A veces el miedo a los demás nos hace intolerantes y poco permeables, sin entender que esa reacción puede ser fruto de nuestras propias inseguridades. Abrir y compartir de par en par nuestra duda es abrir cien puertas de oportunidades. Escuchar y conocer al “otro” no es un sinónimo de debilidad, todo lo contrario. Es llegar a un nivel de simbiosis que nos permita reconvertir el “yo” en un “nosotros”, sin perder cada quien su identidad personal y única.

Podemos pasar días y noches en familia, amigos, en el trabajo, en proyectos, compartiendo muchos años juntos y sin embargo que “ese puente” siga sin estar bien construido y por sus huecos caigan en forma de discusiones y desencuentros miles de situaciones que agotan y nos llevan a escenarios poco felices.

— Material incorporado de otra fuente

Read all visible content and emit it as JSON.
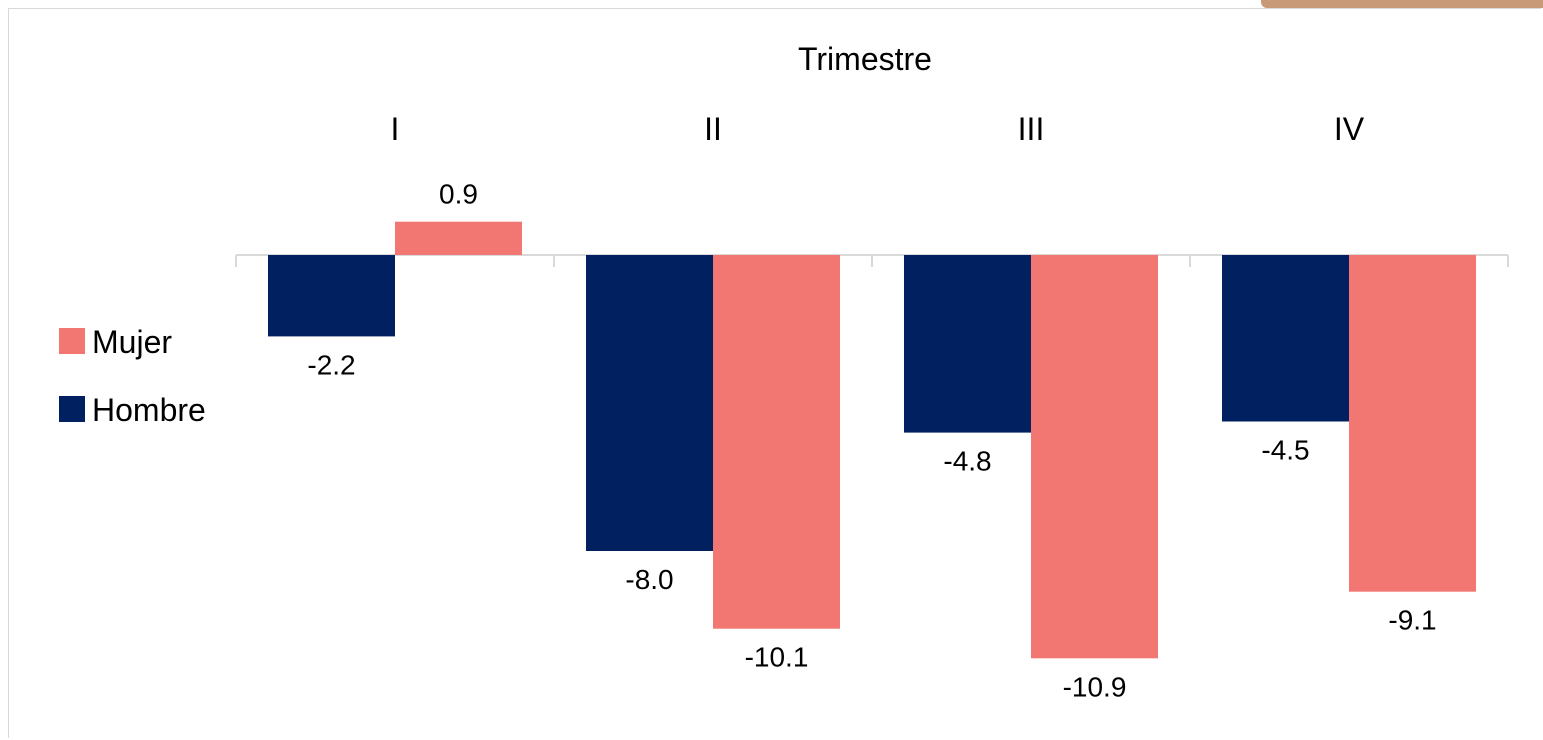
{
  "chart_data": {
    "type": "bar",
    "x_axis_title": "Trimestre",
    "categories": [
      "I",
      "II",
      "III",
      "IV"
    ],
    "series": [
      {
        "name": "Hombre",
        "color": "#002060",
        "values": [
          -2.2,
          -8.0,
          -4.8,
          -4.5
        ]
      },
      {
        "name": "Mujer",
        "color": "#F27772",
        "values": [
          0.9,
          -10.1,
          -10.9,
          -9.1
        ]
      }
    ],
    "data_labels": {
      "Hombre": [
        "-2.2",
        "-8.0",
        "-4.8",
        "-4.5"
      ],
      "Mujer": [
        "0.9",
        "-10.1",
        "-10.9",
        "-9.1"
      ]
    },
    "legend": {
      "position": "left",
      "items": [
        {
          "label": "Mujer",
          "color": "#F27772"
        },
        {
          "label": "Hombre",
          "color": "#002060"
        }
      ]
    },
    "axis_line_color": "#d9d9d9",
    "grid": false
  }
}
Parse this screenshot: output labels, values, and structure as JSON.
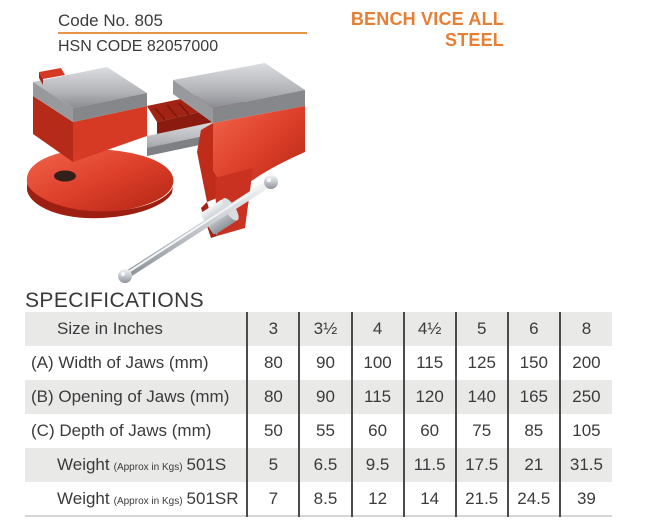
{
  "header": {
    "code": "Code No. 805",
    "title": "BENCH VICE ALL STEEL",
    "hsn": "HSN CODE 82057000"
  },
  "specifications": {
    "heading": "SPECIFICATIONS",
    "table": {
      "rows": [
        {
          "label": "Size in Inches",
          "sublabel": "",
          "model": "",
          "values": [
            "3",
            "3½",
            "4",
            "4½",
            "5",
            "6",
            "8"
          ]
        },
        {
          "label": "(A) Width of Jaws (mm)",
          "sublabel": "",
          "model": "",
          "values": [
            "80",
            "90",
            "100",
            "115",
            "125",
            "150",
            "200"
          ]
        },
        {
          "label": "(B) Opening of Jaws (mm)",
          "sublabel": "",
          "model": "",
          "values": [
            "80",
            "90",
            "115",
            "120",
            "140",
            "165",
            "250"
          ]
        },
        {
          "label": "(C) Depth of Jaws (mm)",
          "sublabel": "",
          "model": "",
          "values": [
            "50",
            "55",
            "60",
            "60",
            "75",
            "85",
            "105"
          ]
        },
        {
          "label": "Weight",
          "sublabel": "(Approx in Kgs)",
          "model": "501S",
          "values": [
            "5",
            "6.5",
            "9.5",
            "11.5",
            "17.5",
            "21",
            "31.5"
          ]
        },
        {
          "label": "Weight",
          "sublabel": "(Approx in Kgs)",
          "model": "501SR",
          "values": [
            "7",
            "8.5",
            "12",
            "14",
            "21.5",
            "24.5",
            "39"
          ]
        }
      ]
    }
  },
  "colors": {
    "accent_orange": "#E67E34",
    "vice_red": "#D63A24",
    "steel_gray": "#B2B4B8",
    "row_shade": "#E9E9E7"
  }
}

Las neuronas espejo son las que nos ponen en el lugar de los demás, pero somos nosotros los que debemos aprender a mirar y conocer al “otro”. No como los hermanos Presupongo y Prejuicio, sino con una visión que proporcione el mejor vínculo afectivo, humilde y perceptivo para comprendernos y tener la capacidad de evolucionar juntos.  

Pensémoslo con simples ejemplos concretos: equipos comprometidos y participativos, clientes satisfechos y fieles, parejas y amigos sólidos en las buenas y en las malas, políticos y ciudadanos con anhelos e intereses comunes. ¿Cómo se logra? Entendiendo que la fuerza más exitosa que tienen nuestras decisiones, objetivos, proyectos y todo lo que emprendamos es la presencia del “otro” como pieza fundamental de nuestro engranaje. Descubrirlo, asumirlo y trabajarlo va por cuenta de cada uno.